No dia 10 de janeiro de 1910, nascia Darcidio José, registrado assim inicialmente no Cartório Malato, em Ponta de Pedras. Com um ano de idade, o futuro escritor mudou-se com seus pais para a vila de Cachoeira (depois Arariúna, hoje Cachoeira do Arari). Lá, teve o nome retificado por seu pai, como Dalcídio.

repórter do fim do mundo

São 17h37min na cidade de Belém do Pará, terça-feira, 25 de março de 2008. Começa agora o blogue "O Arary", que pretende dar continuidade à publicação do periódico homônimo, que "circulou na cidade de Cachoeira do Arari (ilha de Marajó, Estado do Pará) no biênio 1906 / 1907. Fôlha pequena, a 3 colunas.
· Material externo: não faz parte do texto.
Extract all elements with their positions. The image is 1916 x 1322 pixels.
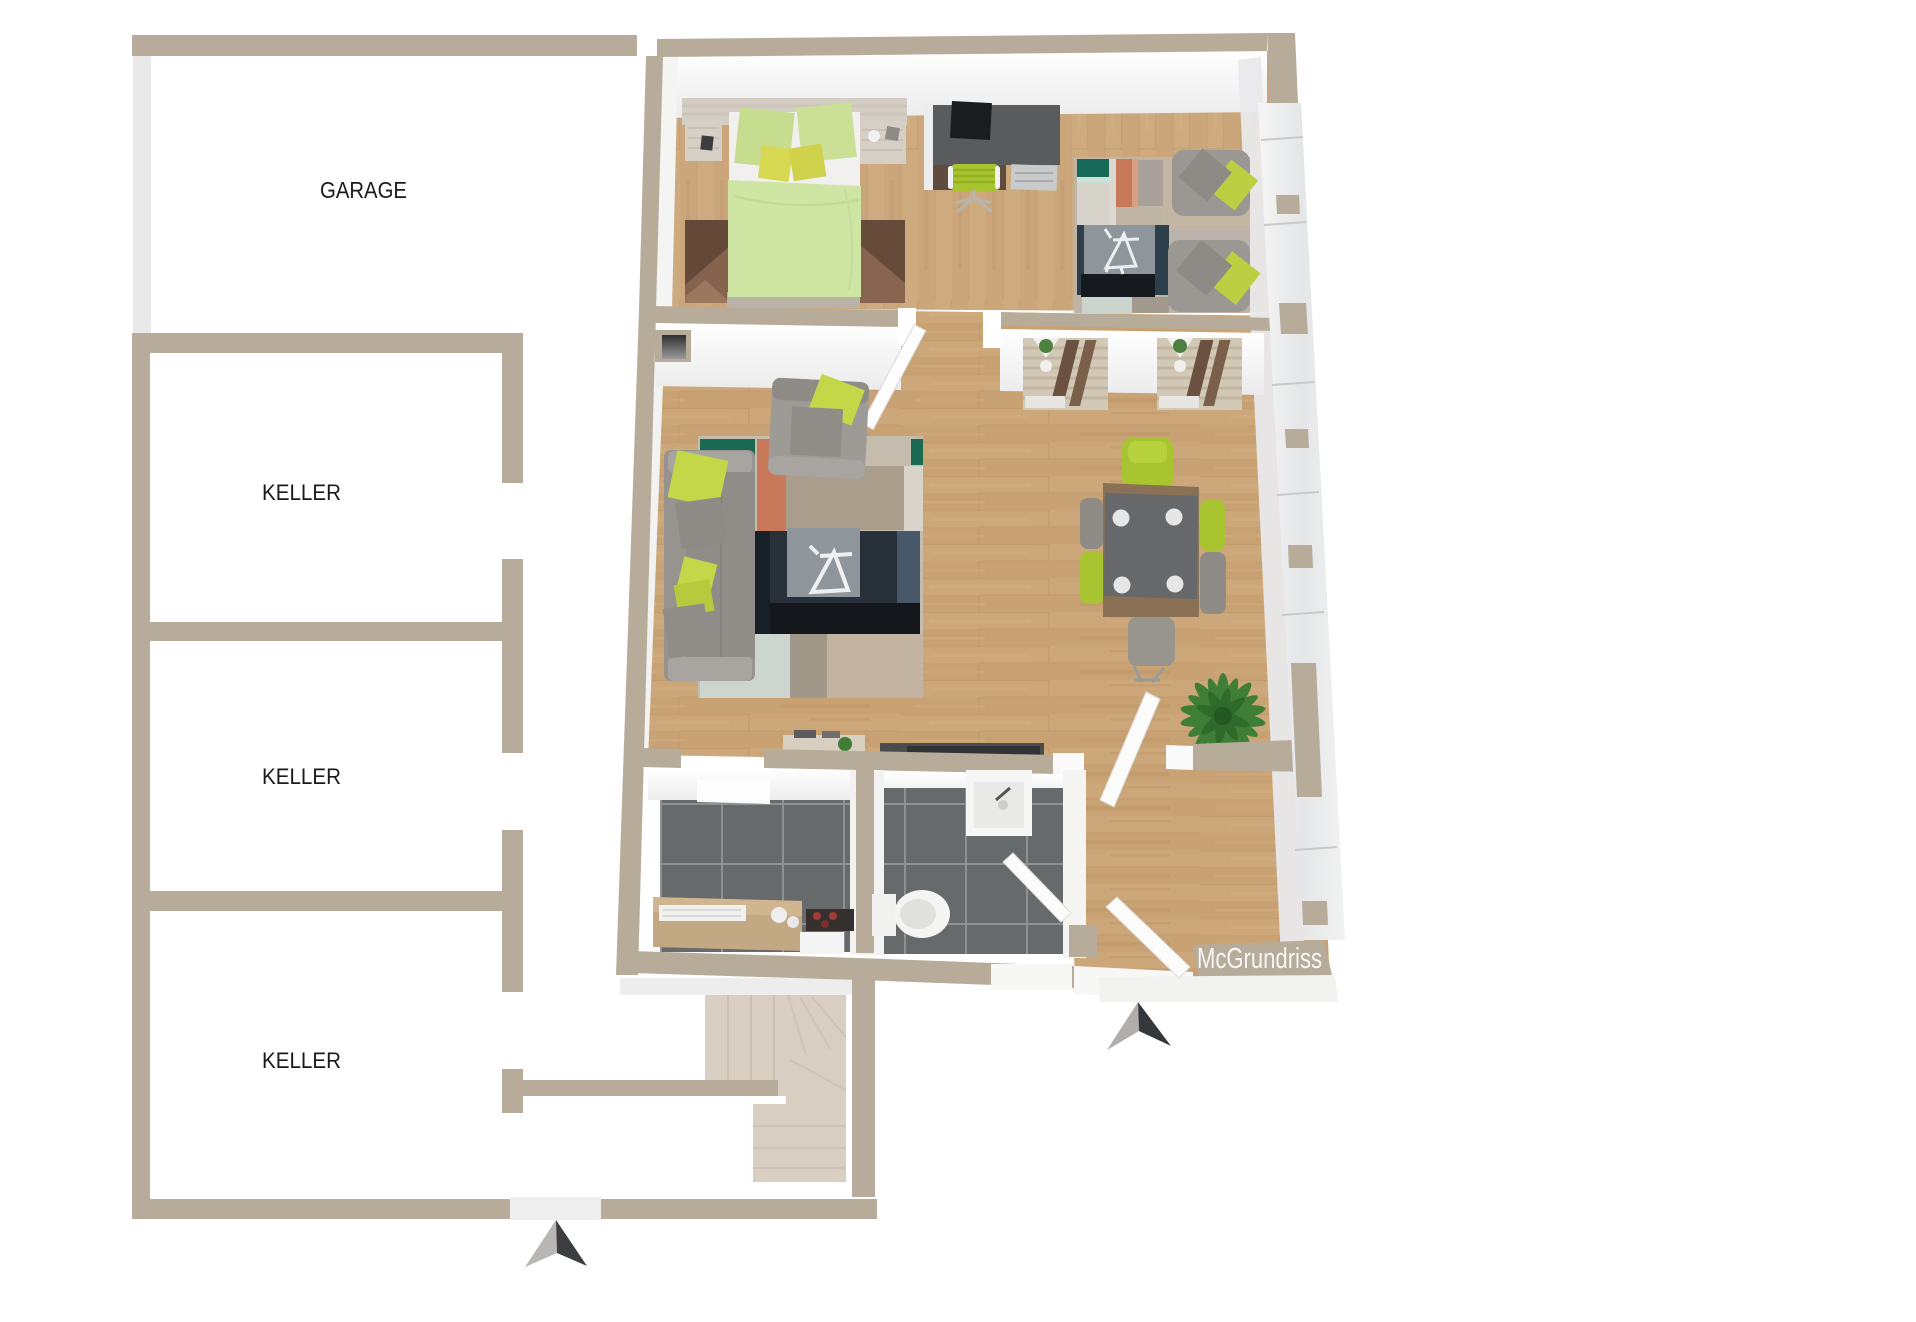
svg-text:KELLER: KELLER (262, 1048, 341, 1073)
svg-text:McGrundriss: McGrundriss (1197, 943, 1322, 975)
svg-text:KELLER: KELLER (262, 764, 341, 789)
svg-text:GARAGE: GARAGE (320, 177, 407, 203)
svg-text:KELLER: KELLER (262, 480, 341, 505)
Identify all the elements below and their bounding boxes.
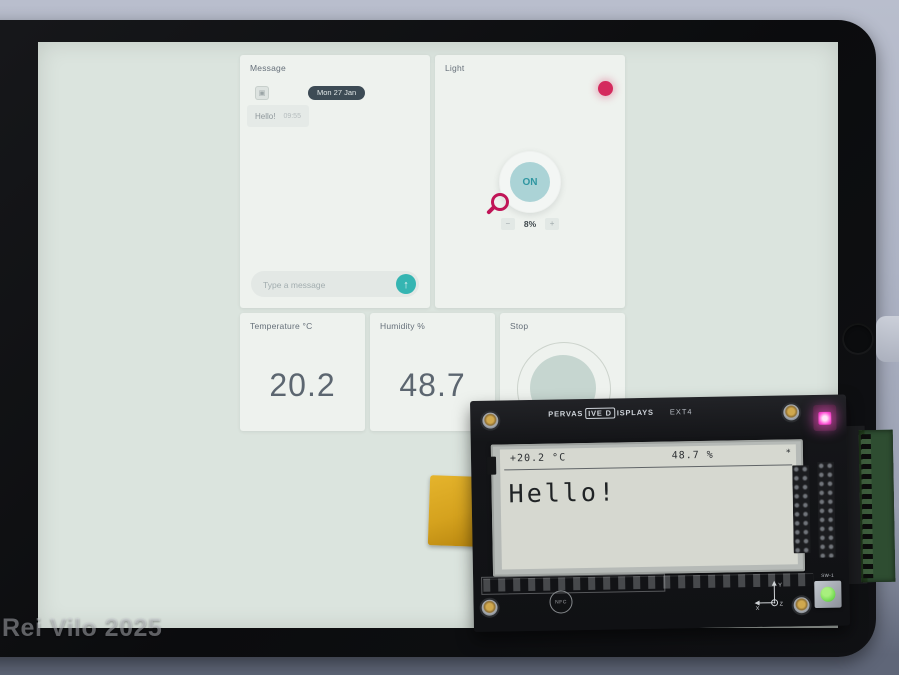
epaper-display: +20.2 °C 48.7 % * Hello! [491,439,805,576]
epd-message-text: Hello! [508,477,617,508]
screw-top-right [783,404,799,420]
edge-connector-pcb [859,430,896,583]
message-bubble-text: Hello! [255,112,275,121]
board-model-label: EXT4 [670,407,693,416]
pin-header-left [792,465,811,553]
widget-light: Light ON − 8% + [435,55,625,308]
board-silkscreen-brand: PERVAS IVE D ISPLAYS EXT4 [548,406,692,420]
message-input[interactable] [261,271,385,299]
epd-divider-line [504,464,792,470]
pcb-comb-frame [481,574,665,595]
humidity-widget-title: Humidity % [380,321,425,331]
light-knob-state[interactable]: ON [510,162,550,202]
axis-orientation-icon: Y X Z [749,578,786,615]
svg-text:X: X [756,606,760,612]
widget-message: Message ▣ Mon 27 Jan Hello! 09:55 ↑ [240,55,430,308]
pin-header-right [817,462,836,558]
home-button [842,323,874,355]
light-widget-title: Light [445,63,464,73]
stop-widget-title: Stop [510,321,528,331]
widget-temperature: Temperature °C 20.2 [240,313,365,431]
date-separator-badge: Mon 27 Jan [308,86,365,100]
ext4-board: PERVAS IVE D ISPLAYS EXT4 +20.2 °C 48.7 … [470,394,850,632]
epd-connector-tab [487,457,496,475]
step-up-button[interactable]: + [545,218,559,230]
screw-top-left [482,413,498,429]
cursor-magnifier-icon [491,193,509,211]
watermark: Rei Vilo 2025 [2,614,162,643]
message-bubble: Hello! 09:55 [247,105,309,127]
arrow-up-icon: ↑ [403,279,409,291]
screw-bottom-left [481,600,497,616]
epd-active-area: +20.2 °C 48.7 % * Hello! [500,444,798,569]
message-bubble-time: 09:55 [283,113,301,120]
brand-left: PERVAS [548,409,583,419]
screw-bottom-right [793,597,809,613]
epd-humidity-readout: 48.7 % [672,450,714,462]
epd-temperature-readout: +20.2 °C [510,452,566,464]
device-avatar-icon: ▣ [255,86,269,100]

Redigido por Alfredo N. Pereira."cf. Carlos Rocque, in Grande Enciclopédia da Amazônia", verbete Arary, O).

Alfredo Nascimento Pereira foi meu avô paterno, com uma pequena impressora manual tipográfica editou o jornalzinho da vila de Chochoeira, tornada célebre no romance Chove nos campos de Cachoeira e em Três casas e um rio, de autoria de Dalcídio Jurandir (Dalcídio José Ramos Pereira), seu filho do casamento com a senhora Margarida Ramos.